Efficace contre le Covid-19 ?
L'hypothèse d'une action de ces molécules (chloroquine et HCQ) sur le nouveau coronavirus vient du fait qu’elles ont montré une action antivirale in vitro ou sur des animaux et sur différents virus. Des études cette année ont aussi montré des effets positifs in vitro sur le SARS-Cov-2. Mais toute la question est de savoir si elles ont une efficacité sur l'homme. Et sur ce point, il n'y a pas de consensus scientifique. La tâche est particulièrement difficile dans le Covid-19, étant donné que la plupart des malades guérissent spontanément ! De plus, l'immense majorité des études rendues publiques jusqu’à récemment ne permettaient pas de conclure, car elles comportaient trop de biais. Les études de Didier Raoult, par exemple, ne comportent pas de groupe témoin et 95 % des patients traités ne présentaient pas de signe de gravité. Ils auraient donc, comme la plupart des patients, pu guérir spontanément.
Un essai clinique solide
Seul un essai clinique solide, c’est-à-dire contrôlé (avec un groupe traité et un groupe placebo), randomisé (patients choisis par tirage au sort) et mené sur de vastes groupes de patients permettrait de trancher. Début mai, une telle étude, réalisée dans des hôpitaux new-yorkais sur plusieurs centaines de patients avec groupe témoin, a été publiée dans le JAMA : elle estime que l'HCQ n'a pas d'efficacité probante.
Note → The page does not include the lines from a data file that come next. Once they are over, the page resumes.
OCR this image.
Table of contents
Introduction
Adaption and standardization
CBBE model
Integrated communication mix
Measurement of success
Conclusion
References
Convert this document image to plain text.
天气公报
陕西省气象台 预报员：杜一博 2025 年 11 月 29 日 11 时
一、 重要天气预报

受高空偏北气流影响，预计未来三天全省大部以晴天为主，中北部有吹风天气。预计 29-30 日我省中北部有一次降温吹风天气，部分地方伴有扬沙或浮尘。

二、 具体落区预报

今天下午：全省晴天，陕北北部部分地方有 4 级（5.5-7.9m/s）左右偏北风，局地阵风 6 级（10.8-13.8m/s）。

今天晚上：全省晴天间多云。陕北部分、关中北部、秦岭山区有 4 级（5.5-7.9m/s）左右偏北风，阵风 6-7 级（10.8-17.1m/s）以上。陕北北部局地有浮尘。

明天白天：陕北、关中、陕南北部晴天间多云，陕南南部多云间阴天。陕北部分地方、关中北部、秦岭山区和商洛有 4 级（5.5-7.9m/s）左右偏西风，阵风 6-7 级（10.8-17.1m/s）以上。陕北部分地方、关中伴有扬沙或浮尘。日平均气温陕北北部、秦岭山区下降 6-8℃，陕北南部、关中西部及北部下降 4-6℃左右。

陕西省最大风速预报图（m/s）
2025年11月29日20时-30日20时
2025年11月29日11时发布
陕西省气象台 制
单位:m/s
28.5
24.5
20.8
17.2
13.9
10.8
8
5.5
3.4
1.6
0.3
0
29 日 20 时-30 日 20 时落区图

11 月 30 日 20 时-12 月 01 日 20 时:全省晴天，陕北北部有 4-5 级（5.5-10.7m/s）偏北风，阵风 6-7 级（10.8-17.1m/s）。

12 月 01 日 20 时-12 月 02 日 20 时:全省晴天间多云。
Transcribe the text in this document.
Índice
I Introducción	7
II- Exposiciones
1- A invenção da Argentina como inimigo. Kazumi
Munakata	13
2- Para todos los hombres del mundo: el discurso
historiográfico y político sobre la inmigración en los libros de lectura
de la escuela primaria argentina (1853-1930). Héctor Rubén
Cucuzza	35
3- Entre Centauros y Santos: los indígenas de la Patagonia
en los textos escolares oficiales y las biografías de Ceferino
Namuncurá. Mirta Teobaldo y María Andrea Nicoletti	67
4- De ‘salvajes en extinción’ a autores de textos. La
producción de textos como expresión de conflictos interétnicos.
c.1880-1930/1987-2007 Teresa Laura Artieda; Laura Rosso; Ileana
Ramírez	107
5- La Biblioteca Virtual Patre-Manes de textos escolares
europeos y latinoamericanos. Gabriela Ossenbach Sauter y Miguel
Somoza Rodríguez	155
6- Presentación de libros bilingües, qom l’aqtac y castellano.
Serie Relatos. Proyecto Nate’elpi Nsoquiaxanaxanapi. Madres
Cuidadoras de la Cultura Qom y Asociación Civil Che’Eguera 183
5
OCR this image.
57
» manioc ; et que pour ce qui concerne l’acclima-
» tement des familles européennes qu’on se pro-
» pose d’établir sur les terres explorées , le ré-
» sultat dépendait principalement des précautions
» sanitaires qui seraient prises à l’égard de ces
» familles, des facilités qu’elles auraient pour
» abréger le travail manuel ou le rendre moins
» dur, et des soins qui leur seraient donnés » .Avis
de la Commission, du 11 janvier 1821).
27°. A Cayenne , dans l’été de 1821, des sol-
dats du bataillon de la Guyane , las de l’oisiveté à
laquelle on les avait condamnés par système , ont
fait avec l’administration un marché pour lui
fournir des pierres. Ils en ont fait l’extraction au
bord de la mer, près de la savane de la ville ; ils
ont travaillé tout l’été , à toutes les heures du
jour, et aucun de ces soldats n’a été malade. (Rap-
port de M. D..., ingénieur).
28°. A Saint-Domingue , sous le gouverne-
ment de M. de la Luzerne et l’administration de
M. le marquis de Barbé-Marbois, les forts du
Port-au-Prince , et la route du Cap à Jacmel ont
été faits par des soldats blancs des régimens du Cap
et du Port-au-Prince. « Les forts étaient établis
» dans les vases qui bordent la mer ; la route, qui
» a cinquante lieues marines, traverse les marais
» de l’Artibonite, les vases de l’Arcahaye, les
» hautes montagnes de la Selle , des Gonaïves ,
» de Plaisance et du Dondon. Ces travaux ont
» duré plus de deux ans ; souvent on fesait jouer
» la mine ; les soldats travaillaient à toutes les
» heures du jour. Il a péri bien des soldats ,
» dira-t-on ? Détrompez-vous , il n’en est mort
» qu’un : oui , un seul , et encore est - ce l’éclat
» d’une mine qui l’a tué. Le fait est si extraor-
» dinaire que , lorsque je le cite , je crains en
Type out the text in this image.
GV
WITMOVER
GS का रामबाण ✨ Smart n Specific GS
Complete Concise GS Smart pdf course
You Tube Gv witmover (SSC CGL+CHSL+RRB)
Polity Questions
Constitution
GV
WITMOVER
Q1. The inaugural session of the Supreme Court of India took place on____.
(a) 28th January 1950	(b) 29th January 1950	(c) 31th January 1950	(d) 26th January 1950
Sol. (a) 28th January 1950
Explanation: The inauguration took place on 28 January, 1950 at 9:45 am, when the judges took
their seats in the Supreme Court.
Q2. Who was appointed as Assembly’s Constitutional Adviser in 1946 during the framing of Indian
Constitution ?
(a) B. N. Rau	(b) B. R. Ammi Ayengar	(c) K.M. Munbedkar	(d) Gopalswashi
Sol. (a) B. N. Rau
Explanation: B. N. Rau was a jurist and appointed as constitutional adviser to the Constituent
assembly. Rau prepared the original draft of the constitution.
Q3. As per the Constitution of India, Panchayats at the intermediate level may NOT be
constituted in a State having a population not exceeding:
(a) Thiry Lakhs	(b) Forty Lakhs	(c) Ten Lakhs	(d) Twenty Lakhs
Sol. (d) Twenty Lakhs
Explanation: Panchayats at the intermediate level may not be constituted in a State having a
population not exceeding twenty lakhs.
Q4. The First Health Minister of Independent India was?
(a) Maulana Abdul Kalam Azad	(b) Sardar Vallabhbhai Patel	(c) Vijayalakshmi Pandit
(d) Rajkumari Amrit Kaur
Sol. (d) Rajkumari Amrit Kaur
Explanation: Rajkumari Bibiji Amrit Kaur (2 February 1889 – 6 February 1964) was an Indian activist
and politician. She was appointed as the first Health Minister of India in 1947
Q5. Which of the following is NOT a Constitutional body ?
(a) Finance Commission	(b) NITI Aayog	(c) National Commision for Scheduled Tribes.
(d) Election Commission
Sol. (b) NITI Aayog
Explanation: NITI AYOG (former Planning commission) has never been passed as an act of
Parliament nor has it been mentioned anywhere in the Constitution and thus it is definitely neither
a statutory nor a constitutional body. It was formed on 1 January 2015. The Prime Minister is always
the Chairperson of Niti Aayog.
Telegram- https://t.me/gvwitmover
Pour porter la confusion à son comble, une étude (rétrospective, et non pas un essai clinique) portant sur 96 000 patients dans le monde et publiée le 22 mai dans le « Lancet » a elle aussi conclu à l'inefficacité et même à la dangerosité du traitement, que ce soit la chloroquine ou l'HCQ, associées ou non à un antibiotique. Le revirement fut alors total : dans le monde, les essais cliniques testant l’HCQ ont cessé d’intégrer de nouveaux patients, l'Organisation mondiale de la santé (OMS) a annoncé la suspension des bras HCQ dans l'essai Solidarity, suivi par l'essai européen Discovery. Le 27 mai, la France a emboîté le pas en interdisant l'usage de l'HCQ dans le Covid-19 en dehors des essais cliniques, comme cela était autorisé depuis le 23 mars. Désormais, le Plaquénil ne peut être délivré en ville que dans le cadre de son AMM, avec une prescription initiale d'un rhumatologue, d'un dermatologue ou d'un autre spécialiste, ou de son renouvellement par tout médecin.
Mais, dans la foulée de sa parution, de nombreux chercheurs ont exprimé leurs doutes sur l'étude du « Lancet » estimant que les données n’étaient pas cohérentes… et, au bout de quelques jours, trois de ses quatre auteurs ont fini par la désavouer. L’étude a alors été retirée début juin, avec les excuses de la prestigieuse revue, entraînant par là même une volte-face de l'OMS qui annonce alors la reprise des essais !
Mais quelques jours plus tard, nouveau rebondissement : les responsables de l'essai contrôlé randomisé britannique Recovery, dont les résultats étaient très attendus, annoncent que l'HCQ ne montre pas d'effet bénéfique pour les malades du Covid. Et d'annoncer « l'arrêt immédiat de l'inclusion de nouveaux patients pour ce traitement suite à leurs observations ».
Recovery était l'un des seuls à n'avoir pas suspendu ses tests sur l'HCQ après l'étude controversée du « Lancet ». Pour l'un des responsables de l'essai, « ces résultats devraient changer les pratiques médicales à travers le monde et prouver l'importance des essais randomisés à large échelle pour permettre de prendre des décisions sur l'efficacité et l’innocuité de traitements ». C’est un juste retour de la rigueur scientifique.